In: Economics
Sharecropping is a farming system in which owners of the land allow others to farm it and then the harvest is split, with some portion (let's say half) going to the laborer and some to the land owner. Renting land (the "English system") is an alternative in which laborers pay a fixed monetary rent and then keep all of the proceeds of their production. For hundreds of years commentators have pointed out that sharecropping lowers overall investment and effort and that renting both generates more revenue for owners and, on average, more revenue for laborers due to the harvest generally being much larger. However, when prices drop significantly for agricultural outputs, rents can exceed the total value of output under the English system. Given that in the English system rent returns more money to land owners and on average generates more income for laborers than sharecropping, why is sharecropping still so common? Note: The answer is not that the sharecroppers are poor.

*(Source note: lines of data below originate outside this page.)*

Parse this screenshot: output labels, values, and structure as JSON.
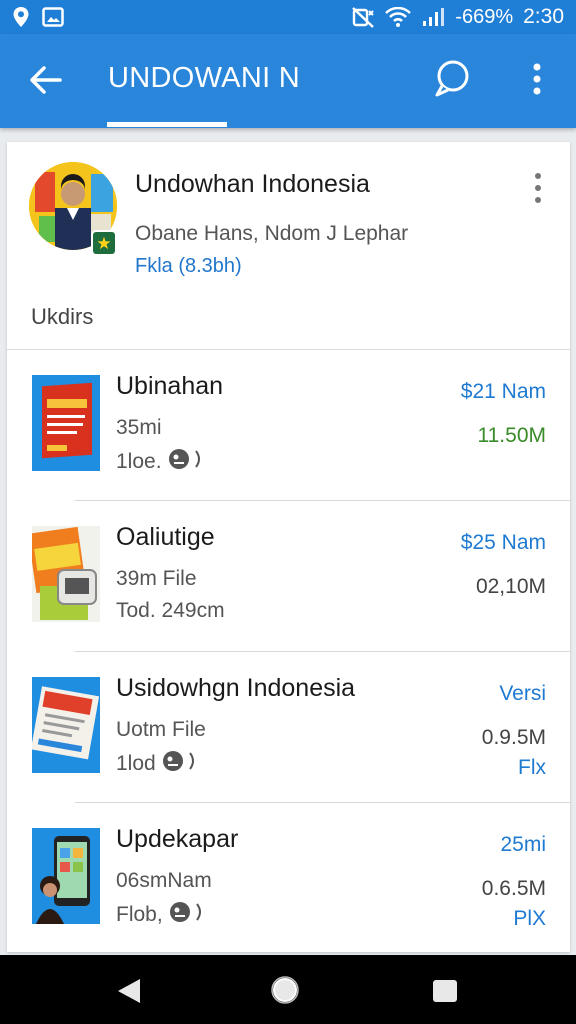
{
  "status_bar": {
    "battery_text": "-669%",
    "time": "2:30",
    "icons": [
      "location-icon",
      "image-icon",
      "mute-icon",
      "wifi-icon",
      "signal-icon"
    ]
  },
  "app_bar": {
    "title": "UNDOWANI N",
    "icons": [
      "back-arrow-icon",
      "chat-icon",
      "more-vert-icon"
    ],
    "accent_color": "#2a86db"
  },
  "channel": {
    "name": "Undowhan Indonesia",
    "subtitle": "Obane Hans, Ndom J Lephar",
    "link": "Fkla (8.3bh)",
    "section_label": "Ukdirs"
  },
  "items": [
    {
      "title": "Ubinahan",
      "line2": "35mi",
      "line3": "1loe.",
      "right1": "$21 Nam",
      "right2": "11.50M",
      "right3": ""
    },
    {
      "title": "Oaliutige",
      "line2": "39m File",
      "line3": "Tod. 249cm",
      "right1": "$25 Nam",
      "right2": "02,10M",
      "right3": ""
    },
    {
      "title": "Usidowhgn Indonesia",
      "line2": "Uotm File",
      "line3": "1lod",
      "right1": "Versi",
      "right2": "0.9.5M",
      "right3": "Flx"
    },
    {
      "title": "Updekapar",
      "line2": "06smNam",
      "line3": "Flob,",
      "right1": "25mi",
      "right2": "0.6.5M",
      "right3": "PlX"
    }
  ],
  "nav_bar": {
    "icons": [
      "nav-back-icon",
      "nav-home-icon",
      "nav-recents-icon"
    ]
  }
}
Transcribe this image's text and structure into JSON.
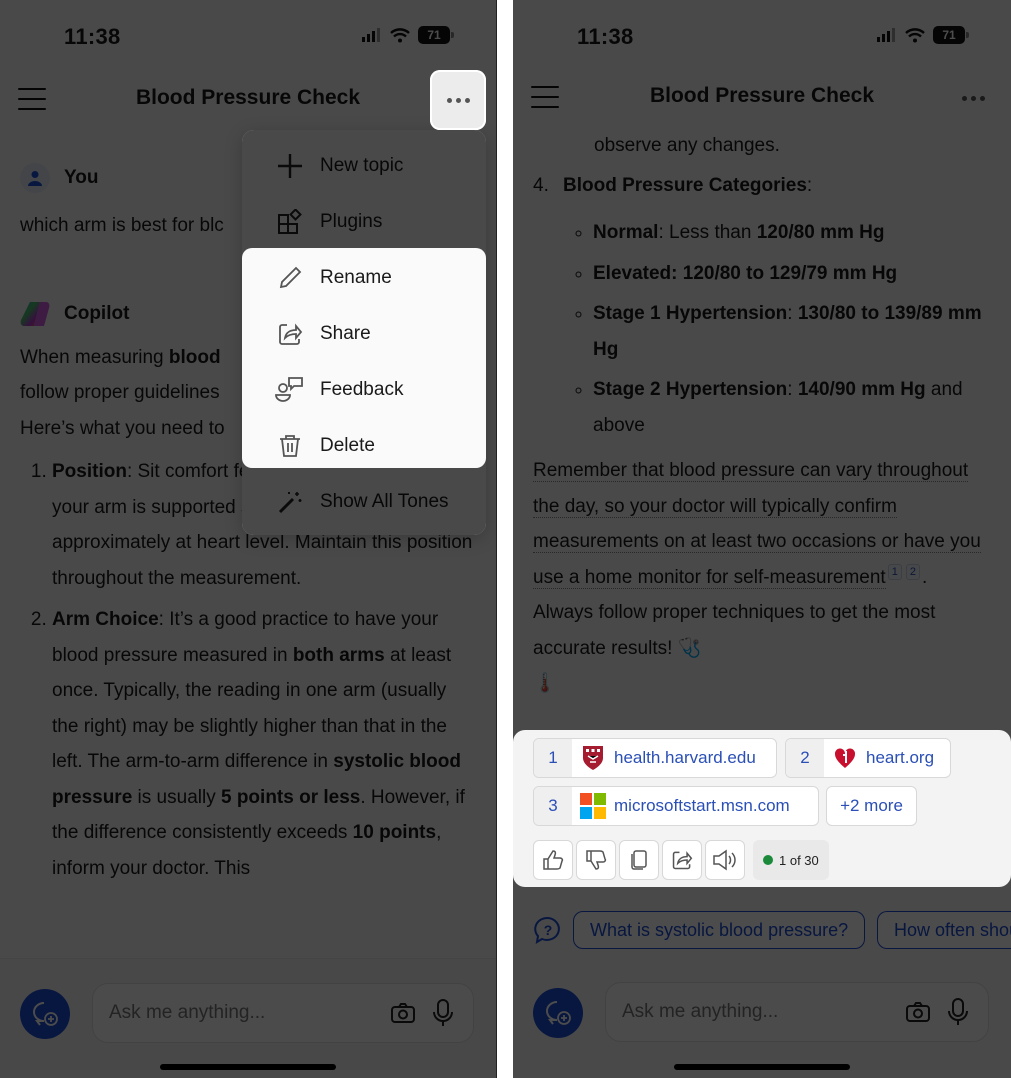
{
  "status": {
    "time": "11:38",
    "battery": "71"
  },
  "header": {
    "title": "Blood Pressure Check",
    "menu_icon": "hamburger-icon",
    "more_icon": "more-dots-icon"
  },
  "left": {
    "user": {
      "name": "You",
      "message": "which arm is best for blc"
    },
    "bot": {
      "name": "Copilot",
      "intro_1": "When measuring ",
      "intro_bold": "blood ",
      "intro_2": "follow proper guidelines",
      "intro_3": "Here’s what you need to",
      "items": [
        {
          "bold": "Position",
          "text": ": Sit comfort",
          "cont": "feet on the floor. Ensure your arm is supported so that your elbow is approximately at heart level. Maintain this position throughout the measurement."
        },
        {
          "bold": "Arm Choice",
          "text": ": It’s a good practice to have your blood pressure measured in ",
          "bold2": "both arms",
          "text2": " at least once. Typically, the reading in one arm (usually the right) may be slightly higher than that in the left. The arm-to-arm difference in ",
          "bold3": "systolic blood pressure",
          "text3": " is usually ",
          "bold4": "5 points or less",
          "text4": ". However, if the difference consistently exceeds ",
          "bold5": "10 points",
          "text5": ", inform your doctor. This"
        }
      ]
    },
    "menu": [
      {
        "label": "New topic",
        "icon": "plus-icon"
      },
      {
        "label": "Plugins",
        "icon": "plugins-icon"
      },
      {
        "label": "Rename",
        "icon": "pencil-icon"
      },
      {
        "label": "Share",
        "icon": "share-icon"
      },
      {
        "label": "Feedback",
        "icon": "feedback-icon"
      },
      {
        "label": "Delete",
        "icon": "trash-icon"
      },
      {
        "label": "Show All Tones",
        "icon": "magic-wand-icon"
      }
    ]
  },
  "right": {
    "top_line": "observe any changes.",
    "item4": {
      "number": "4.",
      "bold": "Blood Pressure Categories",
      "tail": ":"
    },
    "categories": [
      {
        "bold": "Normal",
        "text": ": Less than ",
        "bold2": "120/80 mm Hg",
        "text2": ""
      },
      {
        "bold": "Elevated: 120/80 to 129/79 mm Hg",
        "text": "",
        "bold2": "",
        "text2": ""
      },
      {
        "bold": "Stage 1 Hypertension",
        "text": ": ",
        "bold2": "130/80 to 139/89 mm Hg",
        "text2": ""
      },
      {
        "bold": "Stage 2 Hypertension",
        "text": ": ",
        "bold2": "140/90 mm Hg",
        "text2": " and above"
      }
    ],
    "remember": "Remember that blood pressure can vary throughout the day, so your doctor will typically confirm measurements on at least two occasions or have you use a home monitor for self-measurement",
    "cite1": "1",
    "cite2": "2",
    "closing": ". Always follow proper techniques to get the most accurate results! ",
    "emoji_1": "🩺",
    "emoji_2": "🌡️",
    "sources": [
      {
        "num": "1",
        "domain": "health.harvard.edu",
        "logo": "harvard-shield-icon"
      },
      {
        "num": "2",
        "domain": "heart.org",
        "logo": "heart-org-icon"
      },
      {
        "num": "3",
        "domain": "microsoftstart.msn.com",
        "logo": "microsoft-logo-icon"
      }
    ],
    "more_sources": "+2 more",
    "actions": [
      "thumbs-up-icon",
      "thumbs-down-icon",
      "copy-icon",
      "share-icon",
      "speaker-icon"
    ],
    "counter": "1 of 30",
    "suggestions": [
      "What is systolic blood pressure?",
      "How often should"
    ]
  },
  "input": {
    "placeholder": "Ask me anything..."
  },
  "colors": {
    "accent": "#1d4ed8",
    "status_dot": "#1a8a3a",
    "link": "#2a4fb6"
  }
}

Ans- Sharecropping is a type of farming in which the big landowners or big families rent their small plots to sharecroppers against a portion of their crop which has to be given by sharecroppers to landowners at the end of each year. The landowner can exploit the sharecroppers because they are very poor. The landowner can chagre any amount or portion from them.
But it widespread when there is economic disturbance caused by the end of slavery during and after the reconstruction. Now,it became a way to earn because slavery was ended. For poor farmers it became a way to earn a living from someone's other land.
That could be the first reason why sharecropping continue to exist.
Also it have many Americans (african Americans) autonomy in their daily work and also liberalised from gang-labor system.